Durante séculos os artistas procuraram criar o máximo de ilusão com os meios técnicos disponíveis, tentando integrar imagem e observador. O início de tudo está na grande tradição – principalmente europeia – de espaços imagéticos de ilusão, encontrada em propriedades privadas e templos em pequenas cidades e vilas através dos afrescos Nos afrescos, o observador era cercado de todos os lados, numa imagem que formava uma unidade tempo e espaço. Exemplo disso é o Grande Friso da Vila dos Mistérios (60 a.C). Esse templo dedicado a Dionísio apresentava uma imagem em 360 graus que rompia as barreiras entre o observador e o que estava sendo observado. Os espaços de ilusão também ganharam importância durante o barroco com os tetos das igrejas, que simulavam que o céu e o espaço que o devoto ocupava estivessem no mesmo lugar. E, finalmente, o panorama, que representou durante muito tempo a mais desenvolvida forma de ilusionismo imagético. Mais recentemente temos o cineorama, a televisão estereoscópica, o sensorama, o cinema e os quadrinhos 3D etc.
A mídia interativa mudou nossa percepção das imagens ao associar a exploração sensório-motora de um espaço imagético a uma visão panorâmica. Até mesmo as noções de tempo e espaço são alteradas: “Em um espaço virtual, os parâmetros de tempo e espaço podem ser modificados à vontade, permitindo que o espaço seja usado para modelar e fazer experimentos”. A arte virtual, ao misturar imagens do mundo natural com imagens artificiais cria uma realidade mista, na qual constantemente é impossível distinguir o original de seu simulacro.
Nesse contexto, a palavra-chave parece ser imersão. Segundo Grau, ela é caracterizada pela “diminuição da distância crítica do que é exibido e o crescente envolvimento emocional com o que está acontecendo”. Para isso, veda-se hermeticamente a percepção das impressões visuais externas utilizando recursos de luz indireta para que a imagem pareça real.
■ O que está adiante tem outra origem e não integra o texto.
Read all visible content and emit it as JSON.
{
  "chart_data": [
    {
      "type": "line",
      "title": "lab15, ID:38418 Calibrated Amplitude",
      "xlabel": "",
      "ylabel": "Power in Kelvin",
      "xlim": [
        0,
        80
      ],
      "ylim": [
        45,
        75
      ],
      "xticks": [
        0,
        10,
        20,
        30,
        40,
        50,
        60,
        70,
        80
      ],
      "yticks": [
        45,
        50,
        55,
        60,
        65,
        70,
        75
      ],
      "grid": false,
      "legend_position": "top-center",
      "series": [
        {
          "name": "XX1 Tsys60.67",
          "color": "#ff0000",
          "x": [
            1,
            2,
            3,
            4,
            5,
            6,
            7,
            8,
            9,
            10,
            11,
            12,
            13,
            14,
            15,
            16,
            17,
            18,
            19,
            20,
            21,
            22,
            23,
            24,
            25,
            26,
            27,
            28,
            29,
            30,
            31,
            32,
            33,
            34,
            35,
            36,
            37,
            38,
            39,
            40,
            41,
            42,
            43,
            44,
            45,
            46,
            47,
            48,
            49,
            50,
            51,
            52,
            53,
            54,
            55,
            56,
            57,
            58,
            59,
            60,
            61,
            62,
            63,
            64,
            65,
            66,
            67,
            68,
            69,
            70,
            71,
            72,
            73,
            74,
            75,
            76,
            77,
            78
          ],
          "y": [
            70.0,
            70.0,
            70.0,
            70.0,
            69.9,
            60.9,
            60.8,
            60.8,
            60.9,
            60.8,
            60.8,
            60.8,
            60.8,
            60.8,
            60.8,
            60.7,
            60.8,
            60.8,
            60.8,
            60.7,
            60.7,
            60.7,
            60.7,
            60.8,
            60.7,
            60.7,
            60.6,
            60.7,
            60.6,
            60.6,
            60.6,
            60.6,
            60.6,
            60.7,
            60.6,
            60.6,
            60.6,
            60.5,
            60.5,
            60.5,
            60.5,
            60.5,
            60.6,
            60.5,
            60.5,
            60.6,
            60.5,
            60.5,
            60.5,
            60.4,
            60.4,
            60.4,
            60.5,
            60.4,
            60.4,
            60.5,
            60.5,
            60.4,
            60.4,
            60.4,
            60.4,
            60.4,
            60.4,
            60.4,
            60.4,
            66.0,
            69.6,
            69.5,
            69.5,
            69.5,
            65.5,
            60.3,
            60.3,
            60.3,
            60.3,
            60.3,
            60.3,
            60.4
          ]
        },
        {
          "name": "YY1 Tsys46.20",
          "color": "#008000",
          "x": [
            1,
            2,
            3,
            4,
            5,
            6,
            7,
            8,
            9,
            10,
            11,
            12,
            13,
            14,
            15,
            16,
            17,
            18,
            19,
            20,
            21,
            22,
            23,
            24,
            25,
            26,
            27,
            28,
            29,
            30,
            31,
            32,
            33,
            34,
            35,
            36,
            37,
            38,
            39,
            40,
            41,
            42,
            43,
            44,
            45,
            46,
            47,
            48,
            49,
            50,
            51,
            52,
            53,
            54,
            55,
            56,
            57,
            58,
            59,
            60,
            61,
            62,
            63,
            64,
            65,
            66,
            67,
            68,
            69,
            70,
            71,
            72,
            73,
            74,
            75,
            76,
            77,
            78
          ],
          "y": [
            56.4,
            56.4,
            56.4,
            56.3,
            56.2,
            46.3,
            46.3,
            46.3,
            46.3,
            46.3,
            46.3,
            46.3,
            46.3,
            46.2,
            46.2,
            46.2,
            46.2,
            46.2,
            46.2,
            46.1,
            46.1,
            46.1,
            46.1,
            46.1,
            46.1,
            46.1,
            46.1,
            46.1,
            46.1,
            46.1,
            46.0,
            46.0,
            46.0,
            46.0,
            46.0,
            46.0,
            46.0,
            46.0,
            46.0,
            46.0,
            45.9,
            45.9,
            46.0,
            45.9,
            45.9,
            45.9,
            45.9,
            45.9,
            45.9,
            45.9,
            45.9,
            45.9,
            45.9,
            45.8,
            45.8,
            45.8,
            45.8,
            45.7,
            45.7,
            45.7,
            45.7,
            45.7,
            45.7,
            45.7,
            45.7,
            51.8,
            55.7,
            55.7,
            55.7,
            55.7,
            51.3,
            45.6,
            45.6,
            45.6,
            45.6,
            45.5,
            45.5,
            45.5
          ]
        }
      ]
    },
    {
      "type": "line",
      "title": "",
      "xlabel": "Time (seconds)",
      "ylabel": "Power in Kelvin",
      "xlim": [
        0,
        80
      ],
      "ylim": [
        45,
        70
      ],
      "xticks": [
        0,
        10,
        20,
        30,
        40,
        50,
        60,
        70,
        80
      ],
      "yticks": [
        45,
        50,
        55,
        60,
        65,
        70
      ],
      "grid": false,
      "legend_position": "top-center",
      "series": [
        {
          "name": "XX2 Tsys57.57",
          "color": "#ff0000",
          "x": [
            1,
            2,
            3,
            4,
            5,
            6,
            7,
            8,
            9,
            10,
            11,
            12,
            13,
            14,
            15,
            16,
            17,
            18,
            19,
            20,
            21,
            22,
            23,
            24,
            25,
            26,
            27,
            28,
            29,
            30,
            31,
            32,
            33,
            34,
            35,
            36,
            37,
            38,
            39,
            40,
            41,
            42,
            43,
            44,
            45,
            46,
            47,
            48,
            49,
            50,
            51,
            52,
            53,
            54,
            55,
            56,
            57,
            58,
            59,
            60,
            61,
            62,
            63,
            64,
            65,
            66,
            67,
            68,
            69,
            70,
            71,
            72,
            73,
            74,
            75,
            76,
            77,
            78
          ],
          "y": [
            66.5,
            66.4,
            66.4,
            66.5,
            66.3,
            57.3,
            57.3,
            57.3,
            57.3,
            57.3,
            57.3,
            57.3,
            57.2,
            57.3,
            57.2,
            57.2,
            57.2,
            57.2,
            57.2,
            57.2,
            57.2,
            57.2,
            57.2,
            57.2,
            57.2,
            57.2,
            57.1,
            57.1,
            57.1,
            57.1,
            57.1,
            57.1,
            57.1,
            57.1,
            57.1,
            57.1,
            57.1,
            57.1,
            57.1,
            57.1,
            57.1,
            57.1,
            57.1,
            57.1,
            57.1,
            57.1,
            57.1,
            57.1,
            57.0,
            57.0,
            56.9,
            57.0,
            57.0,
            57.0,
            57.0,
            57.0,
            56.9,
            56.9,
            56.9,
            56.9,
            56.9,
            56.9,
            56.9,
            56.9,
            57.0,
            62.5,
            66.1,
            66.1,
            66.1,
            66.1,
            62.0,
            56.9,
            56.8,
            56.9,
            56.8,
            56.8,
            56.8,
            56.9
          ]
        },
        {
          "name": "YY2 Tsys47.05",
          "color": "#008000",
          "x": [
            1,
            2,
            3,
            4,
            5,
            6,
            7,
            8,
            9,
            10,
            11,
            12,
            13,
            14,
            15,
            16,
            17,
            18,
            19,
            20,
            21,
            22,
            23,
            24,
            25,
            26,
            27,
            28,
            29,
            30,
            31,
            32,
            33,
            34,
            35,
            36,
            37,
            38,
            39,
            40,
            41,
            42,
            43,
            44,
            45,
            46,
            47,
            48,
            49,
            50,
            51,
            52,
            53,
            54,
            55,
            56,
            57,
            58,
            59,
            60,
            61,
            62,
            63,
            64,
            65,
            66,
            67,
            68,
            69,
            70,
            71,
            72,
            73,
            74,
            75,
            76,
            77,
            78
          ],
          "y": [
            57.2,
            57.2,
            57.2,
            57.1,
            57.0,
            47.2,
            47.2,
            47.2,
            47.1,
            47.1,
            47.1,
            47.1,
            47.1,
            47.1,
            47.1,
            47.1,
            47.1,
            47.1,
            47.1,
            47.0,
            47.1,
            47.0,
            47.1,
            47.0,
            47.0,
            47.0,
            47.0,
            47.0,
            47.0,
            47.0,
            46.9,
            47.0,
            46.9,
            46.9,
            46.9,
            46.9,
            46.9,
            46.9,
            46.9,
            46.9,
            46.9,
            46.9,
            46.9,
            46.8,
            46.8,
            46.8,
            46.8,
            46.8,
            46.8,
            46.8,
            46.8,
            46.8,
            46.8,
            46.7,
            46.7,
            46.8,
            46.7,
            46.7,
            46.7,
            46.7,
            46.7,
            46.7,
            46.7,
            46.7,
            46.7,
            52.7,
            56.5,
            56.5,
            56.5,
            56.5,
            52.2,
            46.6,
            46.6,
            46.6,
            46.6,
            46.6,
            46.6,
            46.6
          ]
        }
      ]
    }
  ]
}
Nesse mundo artificial, a imagem gerada preenche todo o campo de visão do observador, num espaço de 360 graus de ilusão. O expectador funde-se com a imagem, tendo toda a sua percepção capturada pelo espaço virtual, inclusive o tato, a audição e, em alguns casos, até mesmo o olfato. O objetivo é fornecer ao expectador a impressão de sentir-se no local onde a imagem ocorre. Softwares e hardwares permitem uma total imersão, com som estereofônico simulado, impressões táteis, sensações termorreceptivas e cinestéticas. O olhar não é mais estático, mas, teoricamente inclui um número infinito de perspectivas possíveis.
Oliver Grau não restringe sua análise às artes plásticas. O cinema, no livro, ganha destaque com experiências como Cineorama, em que dez filmes de 70 milimetros era projetados simultaneamente para formar uma imagem de 360 graus. Aliás, o cinema, quando surgiu, era, por si só, uma experiência imersiva: no seu início, o público ficava extasiado diante da nova experiência visual chegando a se assustar com o que ocorria na tela, como se o que estivesse sendo mostrado pudesse pular para fora da mesma.
O cineasta russo Sergei Eisenstein foi um dos que tentaram resgatar essa percepção mágica. Para isso ele imaginou o Stereokino, em que a imagem, tridimensional, jorraria da tela para o auditório. Sem deixar detalhes técnicos de como faria isso, o cineasta pretendia arrebatar o público para dentro do ambiente de seu filme.
Ao diluir a diferença entre real e simulacro, a arte virtual coloca em questão a distinção entre o autor e o observador, o status da obra de arte e até mesmo as funções das exposições. Assim, a discussão sobre a arte imersiva está no centro do mais importante debate sobre arte da atualidade, fazendo com que o livro de Oliver Grau seja fundamental para os que estejam interessados no assunto.